4. Quantitative Performance Analysis
The benchmark highlights substantial differentiation among LMM architectures and training protocols. The MathCanvas-trained model, BAGEL-Canvas, achieves a Complete Accuracy of 21.9% and Weighted Score of 34.4%, representing +164% and +86% relative improvement, respectively, over the baseline BAGEL (8.3% / 18.5%). Subject-wise weighted gains are distributed as follows: Algebra +11.8, Analytic Geometry +14.1, Plane Geometry +19.2, Solid Geometry +12.3, Trigonometry +27.1, Statistics +9.9, Transformational Geometry +9.9, Calculus/Vector +0.8.
BAGEL-Canvas outperforms closed-source LMMs (e.g., Gemini 2.0-Flash and GPT-4.1) and narrows the gap to top proprietary systems. A plausible implication is that intrinsic visual chain-of-thought training frameworks substantially enhance both the fidelity and timing of diagrammatic reasoning steps.
Table: BAGEL-Canvas Performance on MathCanvas-Bench (Excerpt)
| Model | Complete (%) | Weighted (%) |
|---|---|---|
| BAGEL (base) | 8.3 | 18.5 |
| BAGEL-Canvas | 21.9 | 34.4 |
| Δ (relative) | +164% | +86% |
5. Generalization Beyond MathCanvas-Bench
Zero-shot evaluation reveals that MathCanvas-trained models generalize effectively to public mathematical reasoning benchmarks, even when restricted to text-only solutions. Key improvements include: MathVista-GPS +10.5 percentage points (68.8→79.3), MathVerse (Text Dominant/Lite) +16.2/17.9, MathVision +8.8 overall with category-specific improvements (e.g., Analytic Geometry +22.6, Algebra +13.0, Angle tasks +17.3).

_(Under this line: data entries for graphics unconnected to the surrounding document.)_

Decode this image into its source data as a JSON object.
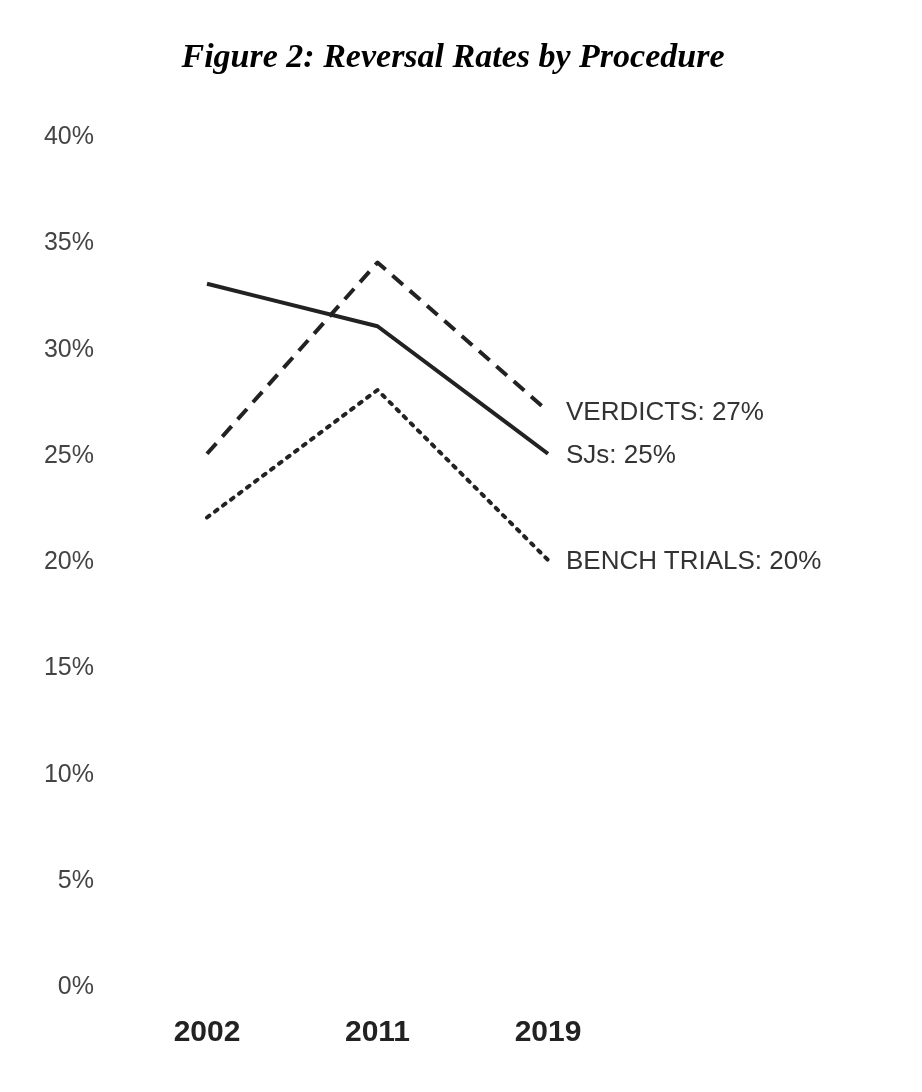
{
  "chart_data": {
    "type": "line",
    "title": "Figure 2: Reversal Rates by Procedure",
    "categories": [
      "2002",
      "2011",
      "2019"
    ],
    "ylim": [
      0,
      40
    ],
    "yticks": [
      {
        "value": 0,
        "label": "0%"
      },
      {
        "value": 5,
        "label": "5%"
      },
      {
        "value": 10,
        "label": "10%"
      },
      {
        "value": 15,
        "label": "15%"
      },
      {
        "value": 20,
        "label": "20%"
      },
      {
        "value": 25,
        "label": "25%"
      },
      {
        "value": 30,
        "label": "30%"
      },
      {
        "value": 35,
        "label": "35%"
      },
      {
        "value": 40,
        "label": "40%"
      }
    ],
    "grid": false,
    "marker": "none",
    "series": [
      {
        "name": "VERDICTS: 27%",
        "color": "#222222",
        "line_style": "dashed",
        "values": [
          25,
          34,
          27
        ]
      },
      {
        "name": "SJs: 25%",
        "color": "#222222",
        "line_style": "solid",
        "values": [
          33,
          31,
          25
        ]
      },
      {
        "name": "BENCH TRIALS: 20%",
        "color": "#222222",
        "line_style": "dotted",
        "values": [
          22,
          28,
          20
        ]
      }
    ]
  }
}
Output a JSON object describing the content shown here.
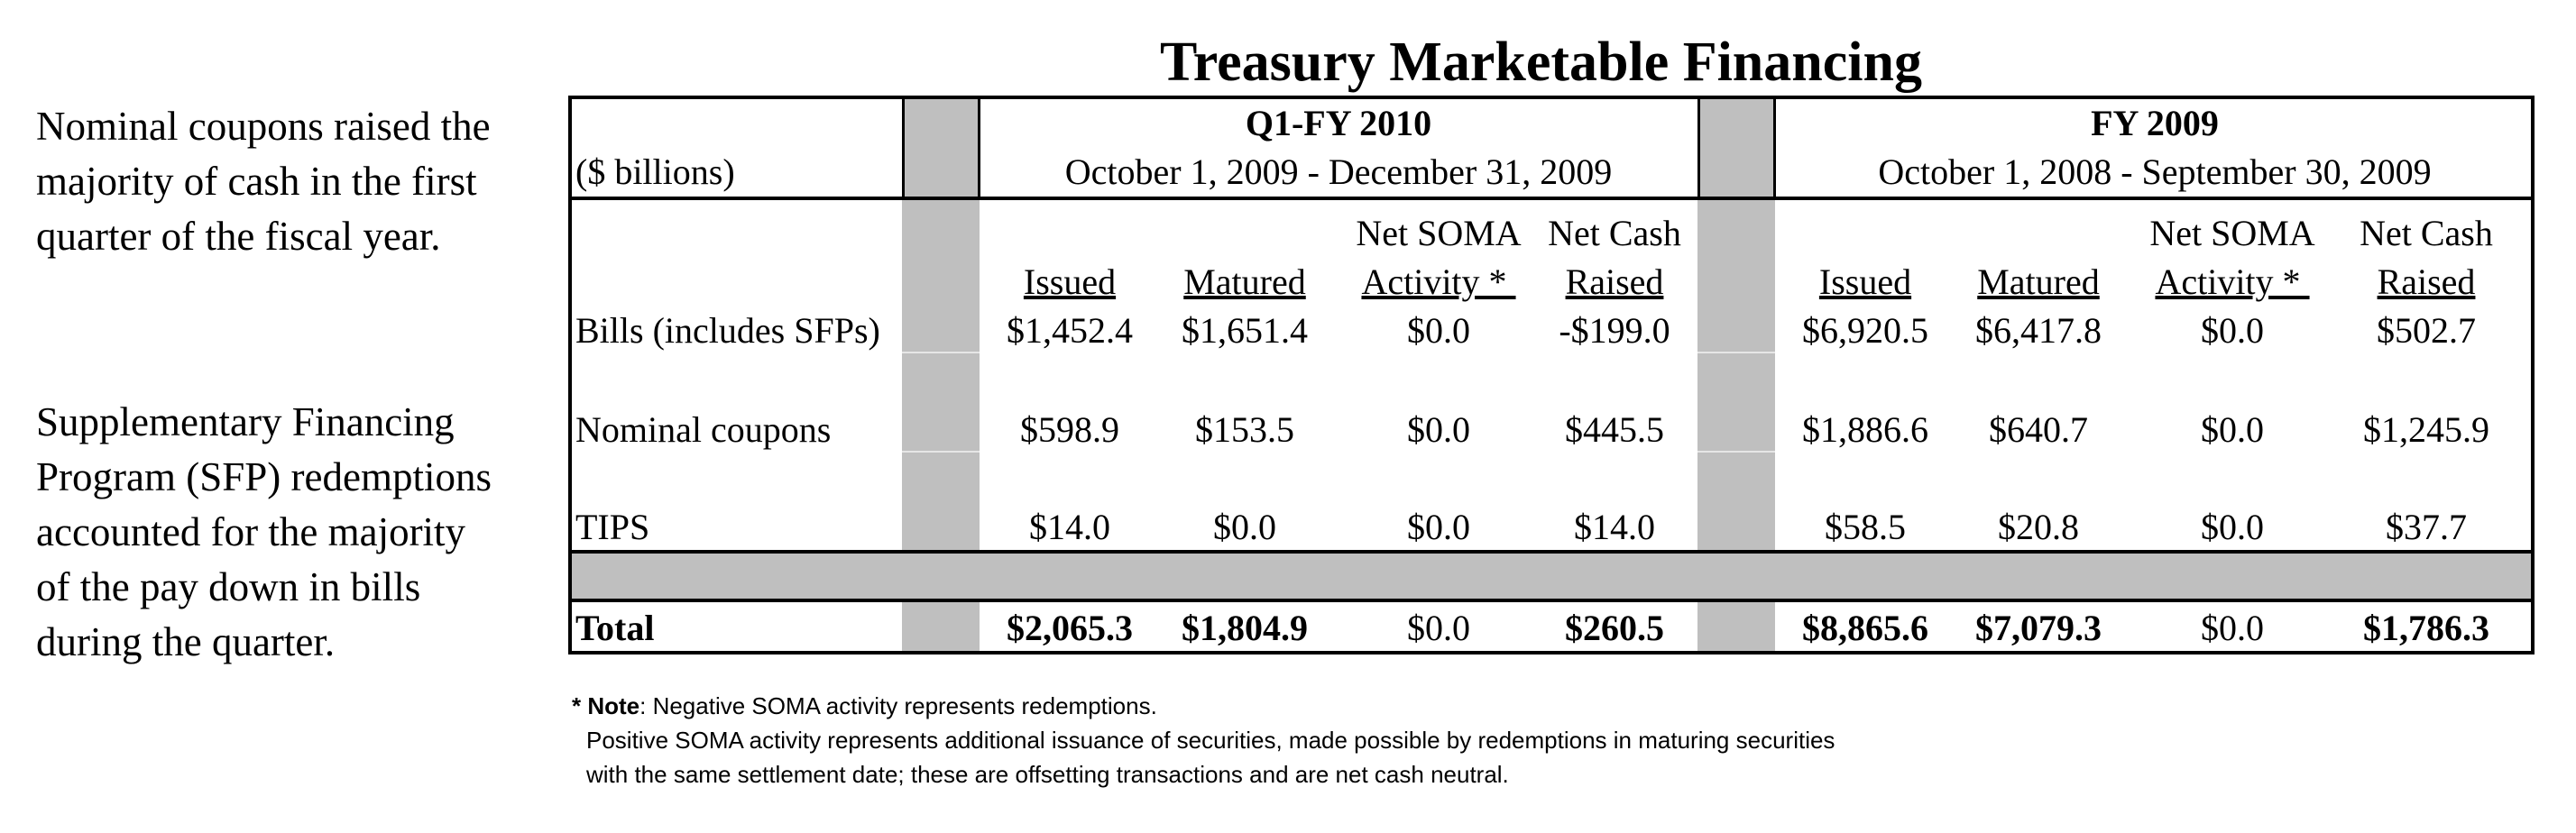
{
  "side_notes": [
    "Nominal coupons raised the majority of cash in the first quarter of the fiscal year.",
    "Supplementary Financing Program (SFP) redemptions accounted for the majority of the pay down in bills during the quarter."
  ],
  "title": "Treasury Marketable Financing",
  "table": {
    "units_label": "($ billions)",
    "periods": [
      {
        "name": "Q1-FY 2010",
        "range": "October 1, 2009 - December 31, 2009"
      },
      {
        "name": "FY 2009",
        "range": "October 1, 2008 - September 30, 2009"
      }
    ],
    "columns": [
      {
        "line1": "",
        "line2": "Issued"
      },
      {
        "line1": "",
        "line2": "Matured"
      },
      {
        "line1": "Net SOMA",
        "line2": "Activity * "
      },
      {
        "line1": "Net Cash",
        "line2": "Raised"
      }
    ],
    "rows": [
      {
        "label": "Bills (includes SFPs)",
        "q1": [
          "$1,452.4",
          "$1,651.4",
          "$0.0",
          "-$199.0"
        ],
        "fy": [
          "$6,920.5",
          "$6,417.8",
          "$0.0",
          "$502.7"
        ]
      },
      {
        "label": "Nominal coupons",
        "q1": [
          "$598.9",
          "$153.5",
          "$0.0",
          "$445.5"
        ],
        "fy": [
          "$1,886.6",
          "$640.7",
          "$0.0",
          "$1,245.9"
        ]
      },
      {
        "label": "TIPS",
        "q1": [
          "$14.0",
          "$0.0",
          "$0.0",
          "$14.0"
        ],
        "fy": [
          "$58.5",
          "$20.8",
          "$0.0",
          "$37.7"
        ]
      }
    ],
    "total": {
      "label": "Total",
      "q1": [
        "$2,065.3",
        "$1,804.9",
        "$0.0",
        "$260.5"
      ],
      "fy": [
        "$8,865.6",
        "$7,079.3",
        "$0.0",
        "$1,786.3"
      ]
    }
  },
  "note": {
    "marker": "* Note",
    "line1": ": Negative SOMA activity represents redemptions.",
    "line2": "Positive SOMA activity represents additional issuance of securities, made possible by redemptions in maturing securities",
    "line3": "with the same settlement date; these are offsetting transactions and are net cash neutral."
  }
}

This suggests that training on interleaved visual-text reasoning not only increases the model's proficiency in generating diagrams but also strengthens fundamental textual mathematical reasoning capabilities.
6. Significance and Implications
MathCanvas-Bench establishes a new standard for evaluating intrinsic visual chain-of-thought in LMMs, moving beyond conventional textual benchmarks into faithfully multimodal, generative problem settings. Its sampling strategy ensures robust coverage of mathematical subfields, while the grading protocol (via GPT-4.1) supplies both transparency and rigor. The benchmark is closely aligned with real-world expectations: complex, multi-step problems where strategic deployment of visual aids is not ancillary but essential.
A plausible implication is that MathCanvas-Bench—and similar rigorously-constructed benchmarks—will become indispensable tools for research into mathematical and multimodal reasoning, enabling reproducible comparison of advanced LMMs and informing further progress in both task design and model architecture.
7. Future Directions and Research Utility
The MathCanvas-Bench benchmark supports the ongoing development of intrinsic VCoT models, providing granular insight into model strengths and deficiencies across categories and solution components. With standardized protocols and categories, the resource is positioned for future expansion, facilitating investigations into curriculum scheduling, multimodal compositionality, and strategic reasoning. As multimodal model architectures continue to evolve, benchmarks of MathCanvas-Bench's fidelity are likely to serve as core evaluation suites driving progress in human-like mathematical reasoning with LMMs (Shi et al., 16 Oct 2025).